RLA Foundation condemns murder of Brazilian activist

Condemning the murder of Cícero Guedes, leader of the Brazilian Landless Workers’ Movement MST

The Right Livelihood Award Foundation strongly condemns the murder of Cícero Guedes, a leader of the Brazilian Landless Workers’ Movement MST. The MST received the Right Livelihood Award (also known as the “Alternative Nobel Prize”) in 1991.

Cícero Guedes dos Santos (picture:

Cícero Guedes dos Santos, coordinator of the Landless Workers’ Movement (Movimento dos Trabalhadores Rurais sem Terra, MST) of Brazil was killed by gunmen on Friday, January 25th. He received some twelve shots to the head while he was bicycling away from a settlement of landless families in the vicinity of the Cambahyba sugar plant, in the municipality of Campos dos Goytacazes in Rio de Janeiro. It is yet unclear who is responsible for the murder.

The MST received the Right Livelihood Award Foundation in the Swedish Parliament in Stockholm in 1991 "for winning land for landless families and helping them to farm it sustainably". Ole von Uexkull, Executive Director of the Foundation, said: "The Right Livelihood Award Foundation strongly condemns this crime and calls on the state of Rio de Janeiro and the Brazilian government to protect the Landless Movement and their activists."

Other Laureates of the Right Livelihood Award from all over the world expressed their solidarity and support to the family and colleagues of the murdered activist.

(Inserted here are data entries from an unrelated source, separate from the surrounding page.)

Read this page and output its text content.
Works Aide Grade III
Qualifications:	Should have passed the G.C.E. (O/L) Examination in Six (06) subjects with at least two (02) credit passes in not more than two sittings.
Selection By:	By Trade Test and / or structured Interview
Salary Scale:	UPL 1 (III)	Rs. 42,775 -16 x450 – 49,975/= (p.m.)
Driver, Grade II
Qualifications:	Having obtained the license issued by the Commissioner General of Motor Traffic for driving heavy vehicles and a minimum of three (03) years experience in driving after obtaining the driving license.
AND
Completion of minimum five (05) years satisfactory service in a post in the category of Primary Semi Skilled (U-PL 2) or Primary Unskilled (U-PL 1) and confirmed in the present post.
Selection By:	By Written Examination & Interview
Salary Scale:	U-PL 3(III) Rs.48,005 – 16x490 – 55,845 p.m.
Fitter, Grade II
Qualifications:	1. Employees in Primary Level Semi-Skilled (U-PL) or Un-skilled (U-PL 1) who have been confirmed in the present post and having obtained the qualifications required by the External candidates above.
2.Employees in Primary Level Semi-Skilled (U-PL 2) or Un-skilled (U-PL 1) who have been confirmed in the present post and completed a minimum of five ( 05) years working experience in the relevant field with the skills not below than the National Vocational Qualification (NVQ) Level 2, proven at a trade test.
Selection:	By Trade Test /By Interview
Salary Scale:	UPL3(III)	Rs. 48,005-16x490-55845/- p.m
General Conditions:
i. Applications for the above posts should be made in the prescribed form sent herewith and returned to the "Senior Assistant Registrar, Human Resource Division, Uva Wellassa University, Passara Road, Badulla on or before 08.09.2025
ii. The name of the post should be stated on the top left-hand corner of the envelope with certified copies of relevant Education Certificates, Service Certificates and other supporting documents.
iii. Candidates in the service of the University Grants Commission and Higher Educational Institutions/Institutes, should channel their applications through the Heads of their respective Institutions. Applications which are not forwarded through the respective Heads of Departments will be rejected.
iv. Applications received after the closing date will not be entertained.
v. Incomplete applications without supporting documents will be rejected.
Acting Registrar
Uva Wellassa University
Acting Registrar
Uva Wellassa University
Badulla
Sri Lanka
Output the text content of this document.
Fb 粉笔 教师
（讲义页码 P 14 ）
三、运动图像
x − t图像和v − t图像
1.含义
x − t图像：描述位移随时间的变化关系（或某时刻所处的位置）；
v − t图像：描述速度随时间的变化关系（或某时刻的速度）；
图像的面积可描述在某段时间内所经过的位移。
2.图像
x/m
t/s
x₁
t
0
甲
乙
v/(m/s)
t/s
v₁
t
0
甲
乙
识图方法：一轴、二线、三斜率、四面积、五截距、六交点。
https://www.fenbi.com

The Paraguayan educator and human rights advocate Martín Almada (RLA 2002), lamented that "violent actions continue to claim the lives of Latin American leaders and advocates for the environment and sustainability."

On their website, the MST explains that Cícero Guedes, who was a sugar-cane cutter, coordinated the occupation of a complex of seven farms with 3,500 hectares (8,600 acres) located in the State of Rio de Janeiro. 14 years ago, this large estate was subject to expropriation by the National Institute of Colonization and Agrarian Reform (INCRA). However, the process continued only recently, when it was approved by the Federal Court in August 2012.

Although 11 years ago he had already managed to acquire land and become a "settler" himself, Cícero Guedes dos Santos remained a tireless advocate of agrarian reform. He taught organic farming techniques to families occupying estates and would always argue that the products obtained from ecologically sound agriculture are "superior" to those sold in supermarkets. His colleagues and family say that nature "was his source of inspiration.”

Cícero Guedes leaves behind five children.